Replied to by Poison Ivy, with a rebuttal from Batman.
The letter
I've been seeing someone for about thirteen months, and I still haven't been introduced to a single person in his life. He brings up his friends constantly — this guy Bashir he plays squash with, a whole crew that meets Thursday nights somewhere in the Heights — but whenever I hint at coming along, he says those nights are "low-key" and leaves it there. We meet at my apartment or some restaurant clear across the bridge from his neighborhood, never anywhere he might run into someone who knows him. Last week I found out his roommate had no idea he was seriously seeing anyone. That hollowed me out somewhere real. Am I his girlfriend, or something he's keeping in the dark until something better surfaces?
— Invisible in Gotham
Poison Ivy replies
You're growing in a closet, sweet thing, and you're calling it a relationship. He has your warmth. He gives you a restaurant across the bridge and the pleasure of his company in the dark. That's not intimacy — that's what a weed does when it doesn't want to be seen.
I know what grows in shadows. I've studied it. The parasitic vine doesn't reach toward sunlight because it can't survive there; it thrives on what it can quietly take. Thirteen months. Squash. Thursday trivia. His entire human ecosystem, spreading and flowering — and you're the pot stashed on the bottom shelf.

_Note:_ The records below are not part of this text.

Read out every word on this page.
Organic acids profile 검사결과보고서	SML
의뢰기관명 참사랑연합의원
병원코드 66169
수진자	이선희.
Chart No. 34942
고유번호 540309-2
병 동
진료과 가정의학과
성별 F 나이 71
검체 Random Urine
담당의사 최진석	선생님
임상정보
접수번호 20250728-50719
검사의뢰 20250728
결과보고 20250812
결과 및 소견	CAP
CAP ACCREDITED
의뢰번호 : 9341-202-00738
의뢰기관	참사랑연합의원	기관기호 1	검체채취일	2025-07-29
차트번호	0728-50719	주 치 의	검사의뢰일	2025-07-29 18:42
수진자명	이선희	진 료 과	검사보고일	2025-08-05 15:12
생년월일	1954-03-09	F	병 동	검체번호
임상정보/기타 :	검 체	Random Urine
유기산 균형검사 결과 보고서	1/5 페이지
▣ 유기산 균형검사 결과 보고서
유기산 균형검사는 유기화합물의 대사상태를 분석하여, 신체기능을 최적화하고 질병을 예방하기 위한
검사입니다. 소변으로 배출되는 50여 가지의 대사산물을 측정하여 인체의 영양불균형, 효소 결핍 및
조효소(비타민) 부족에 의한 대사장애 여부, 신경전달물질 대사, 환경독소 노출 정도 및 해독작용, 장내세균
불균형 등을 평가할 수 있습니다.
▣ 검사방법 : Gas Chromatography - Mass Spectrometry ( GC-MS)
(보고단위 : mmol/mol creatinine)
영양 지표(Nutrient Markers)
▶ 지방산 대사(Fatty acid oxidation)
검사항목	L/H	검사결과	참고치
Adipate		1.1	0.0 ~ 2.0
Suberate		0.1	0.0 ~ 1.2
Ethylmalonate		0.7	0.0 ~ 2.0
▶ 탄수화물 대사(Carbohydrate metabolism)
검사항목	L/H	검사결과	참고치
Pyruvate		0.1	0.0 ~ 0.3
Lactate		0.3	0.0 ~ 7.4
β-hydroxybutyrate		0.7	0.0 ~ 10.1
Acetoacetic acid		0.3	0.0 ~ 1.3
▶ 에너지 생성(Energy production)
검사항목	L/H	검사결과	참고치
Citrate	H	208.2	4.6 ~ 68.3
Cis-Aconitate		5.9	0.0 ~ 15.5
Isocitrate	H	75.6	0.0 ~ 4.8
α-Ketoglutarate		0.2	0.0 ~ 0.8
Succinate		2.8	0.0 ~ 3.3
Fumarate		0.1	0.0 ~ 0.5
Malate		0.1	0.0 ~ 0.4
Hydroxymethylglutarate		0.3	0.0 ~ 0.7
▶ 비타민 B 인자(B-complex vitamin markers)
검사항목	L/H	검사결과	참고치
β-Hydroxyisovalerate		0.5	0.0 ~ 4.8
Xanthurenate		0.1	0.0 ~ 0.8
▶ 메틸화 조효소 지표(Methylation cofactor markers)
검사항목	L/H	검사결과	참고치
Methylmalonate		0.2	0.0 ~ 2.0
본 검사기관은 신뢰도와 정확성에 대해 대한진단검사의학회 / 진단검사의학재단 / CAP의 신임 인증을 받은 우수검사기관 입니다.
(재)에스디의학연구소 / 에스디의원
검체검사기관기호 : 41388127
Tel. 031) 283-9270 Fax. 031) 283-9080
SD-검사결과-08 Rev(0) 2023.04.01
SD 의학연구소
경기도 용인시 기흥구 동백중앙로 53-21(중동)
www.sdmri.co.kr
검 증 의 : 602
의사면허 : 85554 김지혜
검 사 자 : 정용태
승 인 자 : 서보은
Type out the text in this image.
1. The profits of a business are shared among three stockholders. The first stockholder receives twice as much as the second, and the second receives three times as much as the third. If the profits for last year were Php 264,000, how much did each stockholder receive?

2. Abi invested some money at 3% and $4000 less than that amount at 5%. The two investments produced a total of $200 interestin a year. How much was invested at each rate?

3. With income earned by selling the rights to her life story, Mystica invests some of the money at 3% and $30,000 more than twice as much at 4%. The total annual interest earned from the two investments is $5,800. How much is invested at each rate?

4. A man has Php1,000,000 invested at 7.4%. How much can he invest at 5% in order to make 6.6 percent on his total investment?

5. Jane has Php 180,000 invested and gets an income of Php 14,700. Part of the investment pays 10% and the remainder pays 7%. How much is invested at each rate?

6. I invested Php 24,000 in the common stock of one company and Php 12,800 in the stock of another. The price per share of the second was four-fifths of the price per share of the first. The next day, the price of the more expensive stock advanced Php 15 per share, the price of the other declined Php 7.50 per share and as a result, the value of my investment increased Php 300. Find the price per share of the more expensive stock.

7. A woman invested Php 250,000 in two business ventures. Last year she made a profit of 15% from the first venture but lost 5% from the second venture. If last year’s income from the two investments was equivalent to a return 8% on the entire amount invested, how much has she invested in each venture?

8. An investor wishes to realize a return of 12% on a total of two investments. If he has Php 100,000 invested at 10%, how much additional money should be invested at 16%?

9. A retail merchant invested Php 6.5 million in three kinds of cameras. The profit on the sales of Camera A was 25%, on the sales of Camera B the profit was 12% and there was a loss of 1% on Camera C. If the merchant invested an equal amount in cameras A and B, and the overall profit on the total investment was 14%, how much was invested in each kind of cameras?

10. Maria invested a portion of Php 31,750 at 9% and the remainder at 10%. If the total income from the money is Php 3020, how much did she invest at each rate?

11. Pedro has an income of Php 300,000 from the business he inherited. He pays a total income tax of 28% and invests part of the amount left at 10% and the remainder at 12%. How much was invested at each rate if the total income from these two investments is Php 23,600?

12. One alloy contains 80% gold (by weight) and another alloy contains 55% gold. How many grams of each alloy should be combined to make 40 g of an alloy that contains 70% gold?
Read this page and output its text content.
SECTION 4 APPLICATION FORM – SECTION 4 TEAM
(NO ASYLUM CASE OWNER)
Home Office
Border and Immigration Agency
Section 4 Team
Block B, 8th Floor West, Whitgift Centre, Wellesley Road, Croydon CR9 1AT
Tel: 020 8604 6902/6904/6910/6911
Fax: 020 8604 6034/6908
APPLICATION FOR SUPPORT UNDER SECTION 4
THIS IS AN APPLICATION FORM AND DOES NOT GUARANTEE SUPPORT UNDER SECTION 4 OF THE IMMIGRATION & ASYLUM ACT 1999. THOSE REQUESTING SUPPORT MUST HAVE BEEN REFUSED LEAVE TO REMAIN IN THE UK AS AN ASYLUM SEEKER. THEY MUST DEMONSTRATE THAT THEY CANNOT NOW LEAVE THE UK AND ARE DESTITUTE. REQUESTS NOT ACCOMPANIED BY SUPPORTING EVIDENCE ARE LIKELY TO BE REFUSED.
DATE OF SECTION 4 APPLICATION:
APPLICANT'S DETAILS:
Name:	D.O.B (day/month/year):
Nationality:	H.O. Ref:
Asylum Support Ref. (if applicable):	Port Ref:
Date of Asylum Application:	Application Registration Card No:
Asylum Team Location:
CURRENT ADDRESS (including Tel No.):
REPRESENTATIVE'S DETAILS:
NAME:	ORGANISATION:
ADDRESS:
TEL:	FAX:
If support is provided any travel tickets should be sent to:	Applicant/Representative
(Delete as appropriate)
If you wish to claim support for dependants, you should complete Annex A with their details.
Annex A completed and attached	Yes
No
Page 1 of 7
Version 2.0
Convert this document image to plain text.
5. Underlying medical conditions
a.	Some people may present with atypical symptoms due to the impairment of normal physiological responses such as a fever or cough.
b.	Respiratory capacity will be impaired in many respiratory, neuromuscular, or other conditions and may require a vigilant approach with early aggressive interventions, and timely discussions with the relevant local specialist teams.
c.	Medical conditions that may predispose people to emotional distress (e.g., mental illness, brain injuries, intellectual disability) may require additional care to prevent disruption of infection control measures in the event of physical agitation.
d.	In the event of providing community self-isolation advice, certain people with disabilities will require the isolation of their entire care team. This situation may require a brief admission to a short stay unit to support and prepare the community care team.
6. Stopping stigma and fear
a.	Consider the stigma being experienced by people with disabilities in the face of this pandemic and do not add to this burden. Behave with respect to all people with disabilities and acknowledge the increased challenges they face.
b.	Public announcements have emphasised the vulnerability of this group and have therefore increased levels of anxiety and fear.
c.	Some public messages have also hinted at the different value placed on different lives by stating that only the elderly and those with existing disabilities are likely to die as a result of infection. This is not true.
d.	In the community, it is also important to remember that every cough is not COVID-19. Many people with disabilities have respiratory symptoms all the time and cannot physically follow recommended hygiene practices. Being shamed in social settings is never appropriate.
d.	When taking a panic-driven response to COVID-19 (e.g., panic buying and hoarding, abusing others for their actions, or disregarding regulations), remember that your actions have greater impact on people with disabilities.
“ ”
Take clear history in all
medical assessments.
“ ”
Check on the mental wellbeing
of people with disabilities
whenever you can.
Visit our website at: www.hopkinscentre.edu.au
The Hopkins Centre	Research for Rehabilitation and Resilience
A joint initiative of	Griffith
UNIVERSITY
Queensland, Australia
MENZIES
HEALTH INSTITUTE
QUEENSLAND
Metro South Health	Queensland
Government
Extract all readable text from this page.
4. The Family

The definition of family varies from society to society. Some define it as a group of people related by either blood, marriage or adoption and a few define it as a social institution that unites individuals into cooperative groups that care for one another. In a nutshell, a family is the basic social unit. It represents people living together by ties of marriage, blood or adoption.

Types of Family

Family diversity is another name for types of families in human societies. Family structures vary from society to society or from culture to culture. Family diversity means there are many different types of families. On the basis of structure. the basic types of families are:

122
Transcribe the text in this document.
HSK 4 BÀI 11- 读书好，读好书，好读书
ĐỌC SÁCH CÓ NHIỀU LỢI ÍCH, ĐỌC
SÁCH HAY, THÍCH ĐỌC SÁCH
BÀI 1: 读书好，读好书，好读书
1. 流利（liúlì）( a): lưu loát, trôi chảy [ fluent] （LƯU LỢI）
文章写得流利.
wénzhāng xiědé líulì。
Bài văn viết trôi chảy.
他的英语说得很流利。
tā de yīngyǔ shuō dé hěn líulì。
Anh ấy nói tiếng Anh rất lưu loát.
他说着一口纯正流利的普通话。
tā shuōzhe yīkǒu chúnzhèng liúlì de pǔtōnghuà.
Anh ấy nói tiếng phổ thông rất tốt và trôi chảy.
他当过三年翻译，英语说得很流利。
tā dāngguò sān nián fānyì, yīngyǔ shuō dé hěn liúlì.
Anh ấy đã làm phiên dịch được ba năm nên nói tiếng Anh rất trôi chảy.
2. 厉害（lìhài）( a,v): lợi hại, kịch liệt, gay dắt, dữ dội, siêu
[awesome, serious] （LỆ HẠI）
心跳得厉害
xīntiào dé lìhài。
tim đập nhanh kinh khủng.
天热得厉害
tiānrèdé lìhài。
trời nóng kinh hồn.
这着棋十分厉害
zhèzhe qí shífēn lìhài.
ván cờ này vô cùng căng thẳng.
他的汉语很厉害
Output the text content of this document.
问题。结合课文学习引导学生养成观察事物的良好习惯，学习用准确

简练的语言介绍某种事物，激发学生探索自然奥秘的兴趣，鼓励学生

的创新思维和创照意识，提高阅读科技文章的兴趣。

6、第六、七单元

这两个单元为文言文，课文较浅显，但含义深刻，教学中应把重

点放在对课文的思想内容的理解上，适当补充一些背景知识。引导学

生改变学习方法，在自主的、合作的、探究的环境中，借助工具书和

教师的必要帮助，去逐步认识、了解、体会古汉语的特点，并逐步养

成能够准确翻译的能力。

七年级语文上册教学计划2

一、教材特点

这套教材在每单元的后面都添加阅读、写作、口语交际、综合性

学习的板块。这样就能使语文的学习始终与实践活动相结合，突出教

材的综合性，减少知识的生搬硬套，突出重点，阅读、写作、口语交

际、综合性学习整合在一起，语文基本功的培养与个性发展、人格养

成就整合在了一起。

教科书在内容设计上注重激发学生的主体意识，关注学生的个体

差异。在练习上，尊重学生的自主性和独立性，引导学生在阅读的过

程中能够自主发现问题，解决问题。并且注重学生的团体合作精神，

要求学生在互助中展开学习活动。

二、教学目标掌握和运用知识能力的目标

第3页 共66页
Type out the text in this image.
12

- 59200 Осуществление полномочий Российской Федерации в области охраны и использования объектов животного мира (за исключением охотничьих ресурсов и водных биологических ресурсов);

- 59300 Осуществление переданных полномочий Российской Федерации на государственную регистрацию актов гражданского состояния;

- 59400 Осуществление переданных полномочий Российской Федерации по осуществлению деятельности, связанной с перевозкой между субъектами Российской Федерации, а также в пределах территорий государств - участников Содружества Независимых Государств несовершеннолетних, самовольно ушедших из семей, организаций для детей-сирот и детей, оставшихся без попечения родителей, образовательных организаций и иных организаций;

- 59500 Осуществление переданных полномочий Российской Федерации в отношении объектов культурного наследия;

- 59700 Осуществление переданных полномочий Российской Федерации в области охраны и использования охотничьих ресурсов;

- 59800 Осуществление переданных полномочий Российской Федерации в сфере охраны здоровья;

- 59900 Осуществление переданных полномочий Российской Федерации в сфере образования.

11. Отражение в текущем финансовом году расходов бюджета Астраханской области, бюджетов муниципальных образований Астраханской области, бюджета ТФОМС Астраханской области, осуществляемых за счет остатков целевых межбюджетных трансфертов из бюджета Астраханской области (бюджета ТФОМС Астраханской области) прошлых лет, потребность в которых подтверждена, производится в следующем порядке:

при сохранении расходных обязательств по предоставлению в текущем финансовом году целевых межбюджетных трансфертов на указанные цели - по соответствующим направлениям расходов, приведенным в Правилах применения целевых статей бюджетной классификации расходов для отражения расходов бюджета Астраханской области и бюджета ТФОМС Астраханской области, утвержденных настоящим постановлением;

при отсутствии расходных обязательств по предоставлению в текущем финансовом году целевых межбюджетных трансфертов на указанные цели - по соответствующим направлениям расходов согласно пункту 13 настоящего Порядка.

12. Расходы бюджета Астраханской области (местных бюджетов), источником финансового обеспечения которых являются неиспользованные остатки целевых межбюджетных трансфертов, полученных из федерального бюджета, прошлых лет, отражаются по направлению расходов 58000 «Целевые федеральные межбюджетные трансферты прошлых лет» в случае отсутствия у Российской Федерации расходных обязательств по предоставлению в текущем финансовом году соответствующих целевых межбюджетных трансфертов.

His roommate doesn't know your name. Fruit doesn't lie.
The one human I've kept in my life — Harley, and god knows she's earned the exception — has dragged me through half of Gotham's worst nights and never once pretended I wasn't there. She's pulled me out of Arkham, out of the mud, out of my own worst ideas. She's earned every inch of soil I give her. Everyone else in my life is provisional at best, and even they know I exist.
Stop feeding what refuses to bloom toward you. He's extracting. Pull him by the root. There's no guilt in composting what was already dying.
— Poison Ivy
Batman weighs in
Ivy wants you to pull the weed. Don't.
Not because he's worth keeping. He isn't. Thirteen months. A hidden apartment. A roommate who doesn't know your name. The evidence is already in.
But a detective doesn't walk away before the confession. Go ask him directly what this is. Not to fix it — to close the case. He'll tell you, one way or another.
Ivy calls this pruning. She calls everything pruning. It's why she tends her garden alone and calls it a philosophy.
Don't confuse knowing with running. Get the answer. Then leave.